The next few decades will be about what folks are calling resource nationalism ... the sort of issues that used to result in an occasional war. As much coal for steel as West Virginia sells to Asia, what's to keep a big foreign government from throwing down a paltry few billion dollars to snap up Consol (CNX) or the newly formed Patriot Coal (PCX). In the long term, even the most expensive to operate union mines in Appalachia will seem like a bargain to someone whose national energy need is great enough. Understand that the biggest oil and energy companies on Earth aren't really Exxon (XOM) or Marathon (MRO), but state owned and run entities like Saudi Aramco, PetroChina (PTR) and Russia's Gazprom (OGZPF). They aren't necessarily as concerned about short-term profit as long-term economic development and nation-building of their own. America is more concerned about taxing big oil, while other governments are doing their best to acquire it and subsidize the costs for their own citizens ... It's already being done in small doses. The Chinese and Saudis have bought into western Canadian energy companies like Husky and would love to lock up a long term spot in the oil sands there. It was thought last week the Chinese might make a run at Rio Tinto (RTP), one of the largest iron and aluminum producers in the world and the second biggest miner of western coal in the U.S.

Citi of Arabia

from The Wall Street Journal (US: New York)
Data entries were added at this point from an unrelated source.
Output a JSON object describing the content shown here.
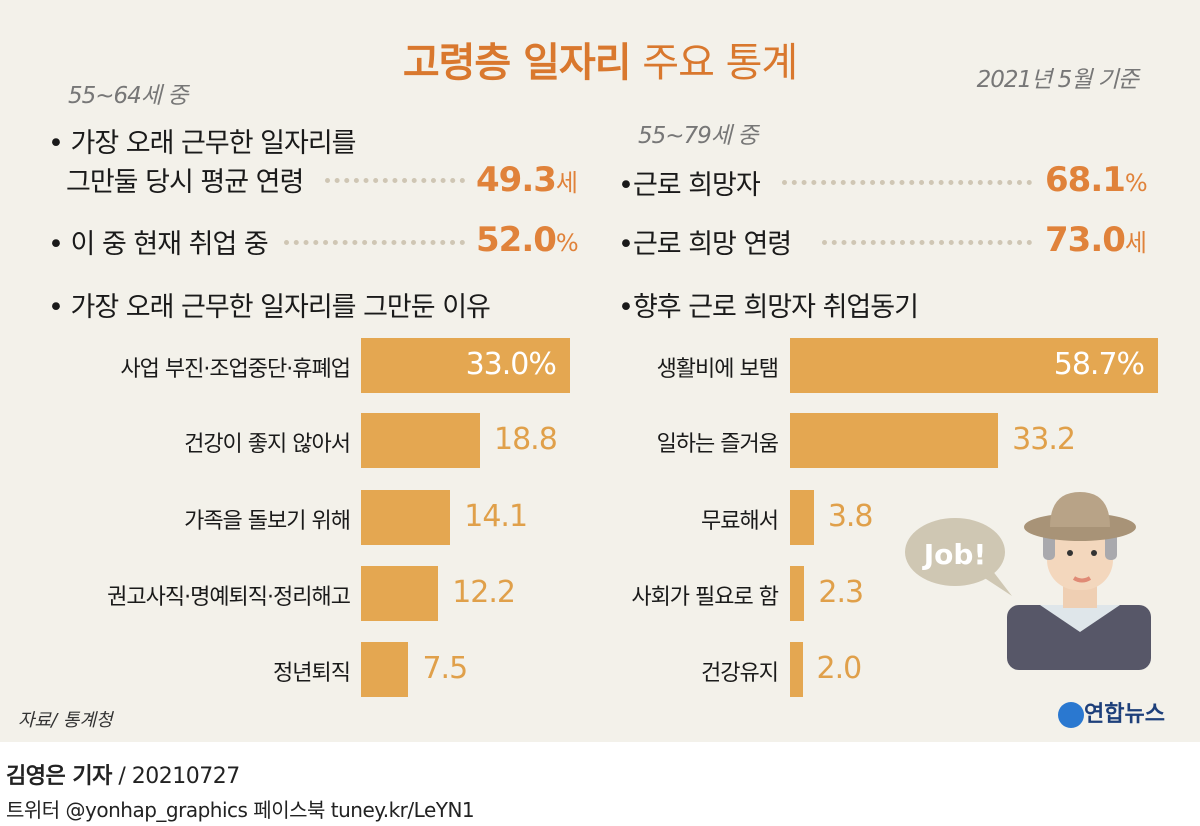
{
  "title": {
    "bold": "고령층 일자리",
    "normal": "주요 통계"
  },
  "date_note": "2021년 5월 기준",
  "left": {
    "group_label": "55~64세 중",
    "stats": [
      {
        "label_line1": "가장 오래 근무한 일자리를",
        "label_line2": "그만둘 당시 평균 연령",
        "value": "49.3",
        "unit": "세"
      },
      {
        "label": "이 중 현재 취업 중",
        "value": "52.0",
        "unit": "%"
      }
    ],
    "chart_heading": "가장 오래 근무한 일자리를 그만둔 이유"
  },
  "right": {
    "group_label": "55~79세 중",
    "stats": [
      {
        "label": "근로 희망자",
        "value": "68.1",
        "unit": "%"
      },
      {
        "label": "근로 희망 연령",
        "value": "73.0",
        "unit": "세"
      }
    ],
    "chart_heading": "향후 근로 희망자 취업동기"
  },
  "chart_data": [
    {
      "type": "bar",
      "orientation": "horizontal",
      "title": "가장 오래 근무한 일자리를 그만둔 이유",
      "unit": "%",
      "categories": [
        "사업 부진·조업중단·휴폐업",
        "건강이 좋지 않아서",
        "가족을 돌보기 위해",
        "권고사직·명예퇴직·정리해고",
        "정년퇴직"
      ],
      "values": [
        33.0,
        18.8,
        14.1,
        12.2,
        7.5
      ],
      "value_labels": [
        "33.0%",
        "18.8",
        "14.1",
        "12.2",
        "7.5"
      ]
    },
    {
      "type": "bar",
      "orientation": "horizontal",
      "title": "향후 근로 희망자 취업동기",
      "unit": "%",
      "categories": [
        "생활비에 보탬",
        "일하는 즐거움",
        "무료해서",
        "사회가 필요로 함",
        "건강유지"
      ],
      "values": [
        58.7,
        33.2,
        3.8,
        2.3,
        2.0
      ],
      "value_labels": [
        "58.7%",
        "33.2",
        "3.8",
        "2.3",
        "2.0"
      ]
    }
  ],
  "bar_color": "#e4a751",
  "accent_color": "#e0823a",
  "illustration": {
    "speech_bubble": "Job!"
  },
  "source": "자료/ 통계청",
  "logo": "연합뉴스",
  "byline": {
    "reporter": "김영은 기자",
    "date": "20210727",
    "social": "트위터 @yonhap_graphics  페이스북 tuney.kr/LeYN1"
  }
}
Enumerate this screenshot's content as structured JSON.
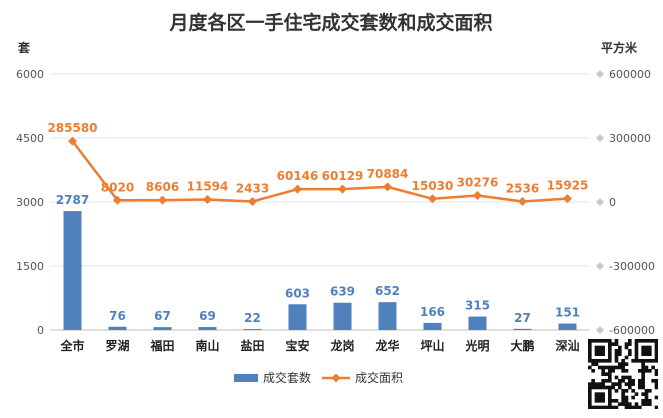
{
  "chart_data": {
    "type": "bar+line",
    "title": "月度各区一手住宅成交套数和成交面积",
    "y_left_unit": "套",
    "y_right_unit": "平方米",
    "y_left_ticks": [
      "0",
      "1500",
      "3000",
      "4500",
      "6000"
    ],
    "y_right_ticks": [
      "-600000",
      "-300000",
      "0",
      "300000",
      "600000"
    ],
    "y_left_range": [
      0,
      6000
    ],
    "y_right_range": [
      -600000,
      600000
    ],
    "categories": [
      "全市",
      "罗湖",
      "福田",
      "南山",
      "盐田",
      "宝安",
      "龙岗",
      "龙华",
      "坪山",
      "光明",
      "大鹏",
      "深汕"
    ],
    "series": [
      {
        "name": "成交套数",
        "type": "bar",
        "axis": "left",
        "color": "#4f81bd",
        "values": [
          2787,
          76,
          67,
          69,
          22,
          603,
          639,
          652,
          166,
          315,
          27,
          151
        ]
      },
      {
        "name": "成交面积",
        "type": "line",
        "axis": "right",
        "color": "#ed7d31",
        "values": [
          285580,
          8020,
          8606,
          11594,
          2433,
          60146,
          60129,
          70884,
          15030,
          30276,
          2536,
          15925
        ]
      }
    ],
    "legend_position": "bottom",
    "grid": true
  }
}
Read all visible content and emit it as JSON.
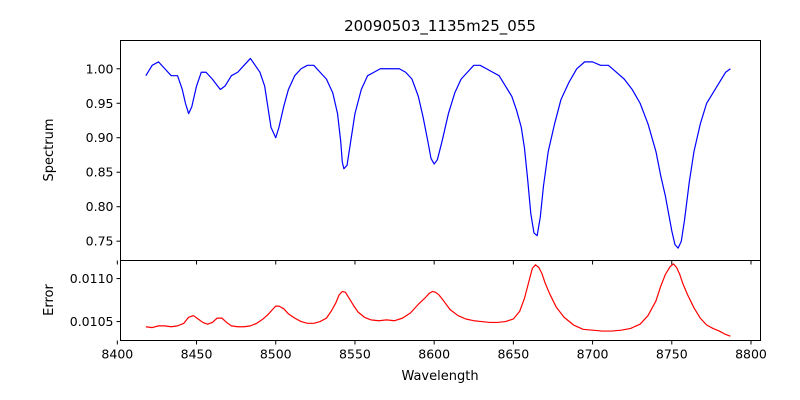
{
  "chart_data": [
    {
      "type": "line",
      "title": "20090503_1135m25_055",
      "xlabel": "",
      "ylabel": "Spectrum",
      "xlim": [
        8402,
        8806
      ],
      "ylim": [
        0.722,
        1.041
      ],
      "x_ticks": [
        8400,
        8450,
        8500,
        8550,
        8600,
        8650,
        8700,
        8750,
        8800
      ],
      "y_ticks": [
        0.75,
        0.8,
        0.85,
        0.9,
        0.95,
        1.0
      ],
      "y_tick_labels": [
        "0.75",
        "0.80",
        "0.85",
        "0.90",
        "0.95",
        "1.00"
      ],
      "series": [
        {
          "color": "#0000ff",
          "x": [
            8418,
            8422,
            8426,
            8430,
            8434,
            8438,
            8441,
            8443,
            8445,
            8447,
            8450,
            8453,
            8456,
            8460,
            8465,
            8468,
            8472,
            8476,
            8480,
            8484,
            8487,
            8490,
            8493,
            8495,
            8497,
            8499,
            8500,
            8502,
            8505,
            8508,
            8512,
            8516,
            8520,
            8524,
            8528,
            8532,
            8536,
            8539,
            8541,
            8542,
            8543,
            8545,
            8547,
            8550,
            8554,
            8558,
            8562,
            8566,
            8570,
            8574,
            8578,
            8582,
            8586,
            8590,
            8593,
            8596,
            8598,
            8600,
            8602,
            8605,
            8609,
            8613,
            8617,
            8621,
            8625,
            8629,
            8633,
            8637,
            8641,
            8645,
            8649,
            8652,
            8655,
            8657,
            8659,
            8661,
            8663,
            8665,
            8667,
            8669,
            8672,
            8676,
            8680,
            8685,
            8690,
            8695,
            8700,
            8705,
            8710,
            8715,
            8720,
            8725,
            8730,
            8735,
            8740,
            8743,
            8746,
            8748,
            8750,
            8752,
            8754,
            8756,
            8758,
            8761,
            8764,
            8768,
            8772,
            8776,
            8780,
            8784,
            8787
          ],
          "y": [
            0.99,
            1.005,
            1.01,
            1.0,
            0.99,
            0.99,
            0.97,
            0.95,
            0.935,
            0.945,
            0.975,
            0.995,
            0.995,
            0.985,
            0.97,
            0.975,
            0.99,
            0.995,
            1.005,
            1.015,
            1.005,
            0.995,
            0.975,
            0.945,
            0.915,
            0.905,
            0.9,
            0.915,
            0.945,
            0.97,
            0.99,
            1.0,
            1.005,
            1.005,
            0.995,
            0.985,
            0.965,
            0.935,
            0.895,
            0.865,
            0.855,
            0.86,
            0.89,
            0.935,
            0.97,
            0.99,
            0.995,
            1.0,
            1.0,
            1.0,
            1.0,
            0.995,
            0.985,
            0.96,
            0.93,
            0.895,
            0.87,
            0.862,
            0.868,
            0.895,
            0.935,
            0.965,
            0.985,
            0.995,
            1.005,
            1.005,
            1.0,
            0.995,
            0.99,
            0.975,
            0.96,
            0.94,
            0.915,
            0.885,
            0.84,
            0.79,
            0.762,
            0.758,
            0.785,
            0.83,
            0.88,
            0.92,
            0.955,
            0.98,
            1.0,
            1.01,
            1.01,
            1.005,
            1.005,
            0.995,
            0.985,
            0.97,
            0.95,
            0.92,
            0.88,
            0.845,
            0.815,
            0.79,
            0.765,
            0.745,
            0.74,
            0.75,
            0.78,
            0.835,
            0.88,
            0.92,
            0.95,
            0.965,
            0.98,
            0.995,
            1.0
          ]
        }
      ]
    },
    {
      "type": "line",
      "title": "",
      "xlabel": "Wavelength",
      "ylabel": "Error",
      "xlim": [
        8402,
        8806
      ],
      "ylim": [
        0.01028,
        0.01121
      ],
      "x_ticks": [
        8400,
        8450,
        8500,
        8550,
        8600,
        8650,
        8700,
        8750,
        8800
      ],
      "x_tick_labels": [
        "8400",
        "8450",
        "8500",
        "8550",
        "8600",
        "8650",
        "8700",
        "8750",
        "8800"
      ],
      "y_ticks": [
        0.0105,
        0.011
      ],
      "y_tick_labels": [
        "0.0105",
        "0.0110"
      ],
      "series": [
        {
          "color": "#ff0000",
          "x": [
            8418,
            8422,
            8426,
            8430,
            8434,
            8438,
            8442,
            8445,
            8448,
            8451,
            8454,
            8457,
            8460,
            8463,
            8466,
            8469,
            8472,
            8476,
            8480,
            8484,
            8488,
            8492,
            8495,
            8498,
            8500,
            8502,
            8505,
            8508,
            8512,
            8516,
            8520,
            8524,
            8528,
            8532,
            8535,
            8538,
            8540,
            8542,
            8544,
            8546,
            8549,
            8552,
            8556,
            8560,
            8565,
            8570,
            8575,
            8580,
            8585,
            8590,
            8594,
            8597,
            8599,
            8601,
            8603,
            8606,
            8610,
            8615,
            8620,
            8625,
            8630,
            8635,
            8640,
            8645,
            8650,
            8654,
            8657,
            8660,
            8662,
            8664,
            8666,
            8668,
            8670,
            8673,
            8677,
            8682,
            8688,
            8694,
            8700,
            8706,
            8712,
            8718,
            8724,
            8730,
            8735,
            8740,
            8743,
            8746,
            8749,
            8751,
            8753,
            8755,
            8757,
            8760,
            8764,
            8768,
            8772,
            8776,
            8780,
            8784,
            8787
          ],
          "y": [
            0.01044,
            0.01043,
            0.01045,
            0.01045,
            0.01044,
            0.01045,
            0.01048,
            0.01055,
            0.01057,
            0.01053,
            0.01049,
            0.01047,
            0.01049,
            0.01054,
            0.01054,
            0.01049,
            0.01045,
            0.01044,
            0.01044,
            0.01045,
            0.01048,
            0.01053,
            0.01058,
            0.01064,
            0.01068,
            0.01068,
            0.01065,
            0.01059,
            0.01054,
            0.0105,
            0.01048,
            0.01048,
            0.0105,
            0.01054,
            0.01062,
            0.01072,
            0.01081,
            0.01085,
            0.01084,
            0.01078,
            0.01069,
            0.01061,
            0.01055,
            0.01052,
            0.01051,
            0.01052,
            0.01051,
            0.01054,
            0.0106,
            0.0107,
            0.01077,
            0.01083,
            0.01085,
            0.01084,
            0.01081,
            0.01074,
            0.01064,
            0.01057,
            0.01053,
            0.01051,
            0.0105,
            0.01049,
            0.01049,
            0.0105,
            0.01053,
            0.01062,
            0.01077,
            0.01098,
            0.01112,
            0.01116,
            0.01113,
            0.01106,
            0.01095,
            0.01082,
            0.01067,
            0.01055,
            0.01046,
            0.01041,
            0.0104,
            0.01039,
            0.01039,
            0.0104,
            0.01042,
            0.01047,
            0.01057,
            0.01074,
            0.01091,
            0.01105,
            0.01114,
            0.01117,
            0.01113,
            0.01105,
            0.01094,
            0.01081,
            0.01066,
            0.01054,
            0.01046,
            0.01042,
            0.01039,
            0.01035,
            0.01033
          ]
        }
      ]
    }
  ]
}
No one should be under any illusions that Abu Dhabi's $7.5 billion investment in Citigroup is a normal commercial transaction. It comes from a sovereign wealth fund controlled by a foreign government, which has political as much as business interests; from an Arab government that has a troubling history with American banking laws; and it offers a Middle Eastern entree into the U.S. financial system that since 9/11 plays a pivotal role in the war on terror ... Everyone should also admit that this investment means that Arab interests will now have inordinate sway over America's largest bank. Abu Dhabi's 4.9% stake combined with the 3.9% stake of Saudi Prince Alwaleed bin Talal makes them the bank's dominant shareholders, and who knows how many other smaller holdings are in Middle Eastern hands. The small Gulf states may be governed separately from Saudi Arabia, but they are closely linked by geography, family ties, and national interests. For purposes of political influence, they often behave as part of the same tribe.